実はカトレヤが、おそらく、ランの中では最も、新規参入が難しいのではないだろうかと思う。
鉢花というのは、苗の仕入れが前提となるので、苗を売る業者がいる。先述した台湾の業者などがそうだろう。かつては、メリクロンと呼ばれる工程を経て、所持している苗を業者に増やして貰い、それを育てて売っていた。
メリクロンというのは、簡単に言えば株を一つ渡して、それを複数の苗に増やしてもらう作業だ。大きな業者に依頼するしかない。
だが、カトレヤはこの作業で確実に増える、とは言えない不安定さを孕んでいる。
更に、かつては多くいた苗や株などの販売業者が、極端に減ってしまった。
自分で交配して新しい品種を作ろうとする人が、ほとんどおらず、仮に新しい良い品種ができたとしても、それを販売しようとは思わない――それが、現状だ。
以前、うちでもメリクロンを頼んだことがある。その品種を増やして、商品にしたかったからだ。
三つ頼んだうち、一つは上手く増えずに失敗。一つが帰ってきたのが二年後で、もう一つは三年後だった。
手元に届いたのは、まるで草みたいな苗である。それを段階を経て育てなくては株にならず、株になってようやく花が咲く。
早くて。
花が咲くまで四年くらいだろうか。最低でも五年くらいは待ちたい。
最大の問題はわかっただろうか?
花を切るまでは、当然、収入がない。
花が切れるような株を売る業者がほとんどいない。
五年以上、収入なしでいられなくては、始められないのである。
そもそも、販売の仲介業者のほとんどが、いなくなってしまったのが最大の壁かもしれない。
農業全般に言えることだが、本気で従事しようと思ったのならば、まずは現場で最低三年ほど学び、それから自分でやろう、と始めるのが一番だろう。

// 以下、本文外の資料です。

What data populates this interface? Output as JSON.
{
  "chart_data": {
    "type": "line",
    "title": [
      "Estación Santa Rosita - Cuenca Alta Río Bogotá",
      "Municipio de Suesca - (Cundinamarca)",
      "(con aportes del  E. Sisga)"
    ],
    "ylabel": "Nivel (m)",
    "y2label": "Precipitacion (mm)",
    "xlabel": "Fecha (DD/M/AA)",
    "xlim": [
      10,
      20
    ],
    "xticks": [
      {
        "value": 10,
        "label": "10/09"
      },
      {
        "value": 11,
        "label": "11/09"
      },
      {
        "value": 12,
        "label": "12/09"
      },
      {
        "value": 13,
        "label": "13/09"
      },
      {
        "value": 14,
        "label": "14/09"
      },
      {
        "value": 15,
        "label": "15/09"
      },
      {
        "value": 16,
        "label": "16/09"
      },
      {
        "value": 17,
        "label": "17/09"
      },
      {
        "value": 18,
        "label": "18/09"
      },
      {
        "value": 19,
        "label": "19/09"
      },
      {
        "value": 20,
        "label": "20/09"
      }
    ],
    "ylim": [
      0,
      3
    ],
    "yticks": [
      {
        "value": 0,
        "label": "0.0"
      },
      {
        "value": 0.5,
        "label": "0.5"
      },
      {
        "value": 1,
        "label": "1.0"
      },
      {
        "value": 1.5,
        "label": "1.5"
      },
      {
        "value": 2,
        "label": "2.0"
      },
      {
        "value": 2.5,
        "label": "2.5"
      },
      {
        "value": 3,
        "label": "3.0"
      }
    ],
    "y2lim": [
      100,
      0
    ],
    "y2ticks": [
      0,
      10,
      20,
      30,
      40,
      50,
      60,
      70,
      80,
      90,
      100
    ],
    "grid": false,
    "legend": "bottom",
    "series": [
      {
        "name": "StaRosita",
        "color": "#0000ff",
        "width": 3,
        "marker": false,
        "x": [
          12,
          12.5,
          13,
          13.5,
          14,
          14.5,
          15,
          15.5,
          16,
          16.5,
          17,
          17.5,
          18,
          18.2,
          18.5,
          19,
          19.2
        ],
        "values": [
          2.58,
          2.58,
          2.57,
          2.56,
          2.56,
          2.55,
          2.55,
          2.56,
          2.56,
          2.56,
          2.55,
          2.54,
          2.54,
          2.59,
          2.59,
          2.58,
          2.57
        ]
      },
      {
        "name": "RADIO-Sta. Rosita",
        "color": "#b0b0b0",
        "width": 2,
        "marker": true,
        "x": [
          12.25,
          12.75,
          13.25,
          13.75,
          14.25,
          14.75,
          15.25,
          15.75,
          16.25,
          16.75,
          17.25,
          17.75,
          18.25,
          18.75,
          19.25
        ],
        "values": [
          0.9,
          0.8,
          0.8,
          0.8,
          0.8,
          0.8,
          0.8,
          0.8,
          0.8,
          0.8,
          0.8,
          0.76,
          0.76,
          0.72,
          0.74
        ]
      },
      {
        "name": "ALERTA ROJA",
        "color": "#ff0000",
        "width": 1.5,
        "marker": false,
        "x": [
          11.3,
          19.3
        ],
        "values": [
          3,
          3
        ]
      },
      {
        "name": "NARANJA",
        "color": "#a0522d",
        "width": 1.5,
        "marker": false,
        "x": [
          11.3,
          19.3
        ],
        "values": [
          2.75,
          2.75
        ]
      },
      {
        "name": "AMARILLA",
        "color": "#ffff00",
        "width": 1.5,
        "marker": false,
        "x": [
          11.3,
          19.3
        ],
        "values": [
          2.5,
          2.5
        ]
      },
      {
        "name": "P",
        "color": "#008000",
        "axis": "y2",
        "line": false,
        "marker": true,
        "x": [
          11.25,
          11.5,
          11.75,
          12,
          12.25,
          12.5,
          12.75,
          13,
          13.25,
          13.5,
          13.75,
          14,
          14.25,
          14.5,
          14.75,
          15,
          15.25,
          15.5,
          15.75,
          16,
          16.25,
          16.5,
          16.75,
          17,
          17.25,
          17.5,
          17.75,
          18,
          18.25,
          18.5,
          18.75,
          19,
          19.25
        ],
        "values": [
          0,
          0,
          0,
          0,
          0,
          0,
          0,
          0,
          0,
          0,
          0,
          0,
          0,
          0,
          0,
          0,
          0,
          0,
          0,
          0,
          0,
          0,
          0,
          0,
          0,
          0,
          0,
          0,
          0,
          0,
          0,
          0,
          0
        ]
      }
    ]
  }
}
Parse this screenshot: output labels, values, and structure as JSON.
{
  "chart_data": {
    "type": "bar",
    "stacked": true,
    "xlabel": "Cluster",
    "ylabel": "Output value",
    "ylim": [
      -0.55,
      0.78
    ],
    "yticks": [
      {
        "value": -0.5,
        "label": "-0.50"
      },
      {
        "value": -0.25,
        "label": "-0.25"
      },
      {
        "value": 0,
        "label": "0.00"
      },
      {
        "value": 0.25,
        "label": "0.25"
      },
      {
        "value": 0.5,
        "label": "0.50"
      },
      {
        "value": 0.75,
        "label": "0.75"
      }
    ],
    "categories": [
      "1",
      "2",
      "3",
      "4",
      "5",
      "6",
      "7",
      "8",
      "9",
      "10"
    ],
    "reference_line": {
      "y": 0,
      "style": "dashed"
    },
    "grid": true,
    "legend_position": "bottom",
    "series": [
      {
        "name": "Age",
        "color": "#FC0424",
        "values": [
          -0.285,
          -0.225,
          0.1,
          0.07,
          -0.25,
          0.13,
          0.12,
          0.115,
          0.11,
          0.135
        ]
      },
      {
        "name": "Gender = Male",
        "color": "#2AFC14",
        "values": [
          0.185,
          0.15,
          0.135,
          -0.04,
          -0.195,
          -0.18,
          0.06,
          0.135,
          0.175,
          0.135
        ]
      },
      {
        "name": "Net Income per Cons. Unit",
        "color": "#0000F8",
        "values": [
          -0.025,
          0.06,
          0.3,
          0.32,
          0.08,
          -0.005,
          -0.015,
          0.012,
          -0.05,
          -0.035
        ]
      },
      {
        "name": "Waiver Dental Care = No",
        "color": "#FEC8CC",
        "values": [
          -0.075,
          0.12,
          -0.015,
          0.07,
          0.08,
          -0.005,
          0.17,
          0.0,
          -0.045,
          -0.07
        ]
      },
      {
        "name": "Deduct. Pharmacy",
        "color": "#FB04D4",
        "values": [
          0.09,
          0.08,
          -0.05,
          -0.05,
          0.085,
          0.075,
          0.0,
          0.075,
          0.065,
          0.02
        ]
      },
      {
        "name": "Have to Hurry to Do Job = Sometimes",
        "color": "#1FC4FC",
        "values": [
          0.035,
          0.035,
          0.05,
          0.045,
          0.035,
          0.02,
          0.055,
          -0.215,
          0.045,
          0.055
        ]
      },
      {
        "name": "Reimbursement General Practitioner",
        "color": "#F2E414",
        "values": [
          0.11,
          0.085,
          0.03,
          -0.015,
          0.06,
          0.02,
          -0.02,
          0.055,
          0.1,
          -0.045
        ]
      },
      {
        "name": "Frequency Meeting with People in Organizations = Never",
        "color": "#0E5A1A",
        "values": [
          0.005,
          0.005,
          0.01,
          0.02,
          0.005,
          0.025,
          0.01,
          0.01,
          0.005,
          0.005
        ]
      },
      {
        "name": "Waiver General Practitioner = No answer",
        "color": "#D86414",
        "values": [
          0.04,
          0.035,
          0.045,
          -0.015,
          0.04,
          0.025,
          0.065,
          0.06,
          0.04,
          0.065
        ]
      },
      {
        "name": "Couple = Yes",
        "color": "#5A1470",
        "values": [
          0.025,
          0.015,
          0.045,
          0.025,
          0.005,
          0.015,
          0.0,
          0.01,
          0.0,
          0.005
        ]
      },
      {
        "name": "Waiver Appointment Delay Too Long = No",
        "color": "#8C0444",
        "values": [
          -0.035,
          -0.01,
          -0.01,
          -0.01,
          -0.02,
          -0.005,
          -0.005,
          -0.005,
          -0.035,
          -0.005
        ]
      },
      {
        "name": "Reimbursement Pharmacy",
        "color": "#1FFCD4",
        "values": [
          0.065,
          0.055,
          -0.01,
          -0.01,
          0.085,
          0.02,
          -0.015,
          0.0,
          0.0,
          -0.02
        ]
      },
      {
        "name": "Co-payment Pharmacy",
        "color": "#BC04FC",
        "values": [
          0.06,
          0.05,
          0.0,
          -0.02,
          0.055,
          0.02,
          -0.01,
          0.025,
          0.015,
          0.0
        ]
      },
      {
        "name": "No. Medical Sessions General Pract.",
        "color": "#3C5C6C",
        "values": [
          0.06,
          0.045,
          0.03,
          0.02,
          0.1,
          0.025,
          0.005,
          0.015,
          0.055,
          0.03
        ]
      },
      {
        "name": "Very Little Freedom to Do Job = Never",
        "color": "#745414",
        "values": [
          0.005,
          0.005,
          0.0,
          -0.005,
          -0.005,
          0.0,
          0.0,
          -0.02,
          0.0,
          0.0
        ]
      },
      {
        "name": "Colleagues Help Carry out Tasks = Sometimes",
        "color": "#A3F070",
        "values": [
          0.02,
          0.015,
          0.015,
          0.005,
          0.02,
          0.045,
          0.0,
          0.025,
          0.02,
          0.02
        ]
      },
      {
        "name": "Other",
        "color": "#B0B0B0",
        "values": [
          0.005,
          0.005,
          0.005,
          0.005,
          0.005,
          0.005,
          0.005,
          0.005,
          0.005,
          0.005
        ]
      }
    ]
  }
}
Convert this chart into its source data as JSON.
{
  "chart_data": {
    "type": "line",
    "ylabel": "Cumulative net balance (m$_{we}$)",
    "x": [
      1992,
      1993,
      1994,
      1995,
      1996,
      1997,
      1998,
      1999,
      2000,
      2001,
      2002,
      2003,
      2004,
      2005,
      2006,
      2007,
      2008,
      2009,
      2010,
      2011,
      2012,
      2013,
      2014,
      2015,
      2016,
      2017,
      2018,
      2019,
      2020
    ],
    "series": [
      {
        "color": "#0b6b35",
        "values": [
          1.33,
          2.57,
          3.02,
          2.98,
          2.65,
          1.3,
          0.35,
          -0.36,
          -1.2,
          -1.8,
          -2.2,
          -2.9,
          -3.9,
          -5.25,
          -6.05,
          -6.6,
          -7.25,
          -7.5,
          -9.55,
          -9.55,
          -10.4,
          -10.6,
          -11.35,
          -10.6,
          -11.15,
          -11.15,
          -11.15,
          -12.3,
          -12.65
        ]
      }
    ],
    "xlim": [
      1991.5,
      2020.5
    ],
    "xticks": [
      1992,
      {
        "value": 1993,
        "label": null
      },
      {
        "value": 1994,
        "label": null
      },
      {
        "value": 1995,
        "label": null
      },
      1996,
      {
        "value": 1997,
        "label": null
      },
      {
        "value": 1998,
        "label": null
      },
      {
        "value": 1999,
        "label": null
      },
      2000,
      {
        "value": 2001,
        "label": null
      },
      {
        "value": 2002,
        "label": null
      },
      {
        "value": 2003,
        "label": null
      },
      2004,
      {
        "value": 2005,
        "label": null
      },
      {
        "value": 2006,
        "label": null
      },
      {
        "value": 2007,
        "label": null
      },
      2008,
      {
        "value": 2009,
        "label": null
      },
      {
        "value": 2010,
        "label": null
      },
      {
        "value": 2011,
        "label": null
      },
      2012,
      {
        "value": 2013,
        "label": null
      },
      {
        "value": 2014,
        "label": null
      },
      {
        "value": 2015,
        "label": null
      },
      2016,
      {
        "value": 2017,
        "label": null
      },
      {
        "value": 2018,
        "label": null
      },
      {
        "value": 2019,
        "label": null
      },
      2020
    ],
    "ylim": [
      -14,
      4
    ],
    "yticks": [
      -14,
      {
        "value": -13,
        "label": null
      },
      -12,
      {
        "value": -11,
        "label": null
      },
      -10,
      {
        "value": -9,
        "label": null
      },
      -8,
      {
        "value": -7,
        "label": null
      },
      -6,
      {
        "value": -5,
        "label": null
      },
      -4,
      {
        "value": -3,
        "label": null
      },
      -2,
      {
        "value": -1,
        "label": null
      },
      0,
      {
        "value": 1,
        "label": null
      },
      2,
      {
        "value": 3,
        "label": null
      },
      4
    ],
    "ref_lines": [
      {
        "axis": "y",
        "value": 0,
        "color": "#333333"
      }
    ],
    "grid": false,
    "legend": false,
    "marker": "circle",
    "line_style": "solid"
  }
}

ノウハウなんてのは、外から見るよりも、中の方がわかりやすい。
ただ問題は、どうやって現場に入るのか、だろう。特に求人募集をしていない小規模農家などは、難しい。本当はそういう農家にこそ、学べることが多くあるはずなのに。
始めよう。
その一歩を出すには、いささか、ハードルが高いのが花であり、くだものであり、とっつきやすいのが野菜だろうか。
そういえば。
昔からぶどう農家と知り合いなので、その話をしてもいいのだが、いずれ機会があったならと、そうしておこう。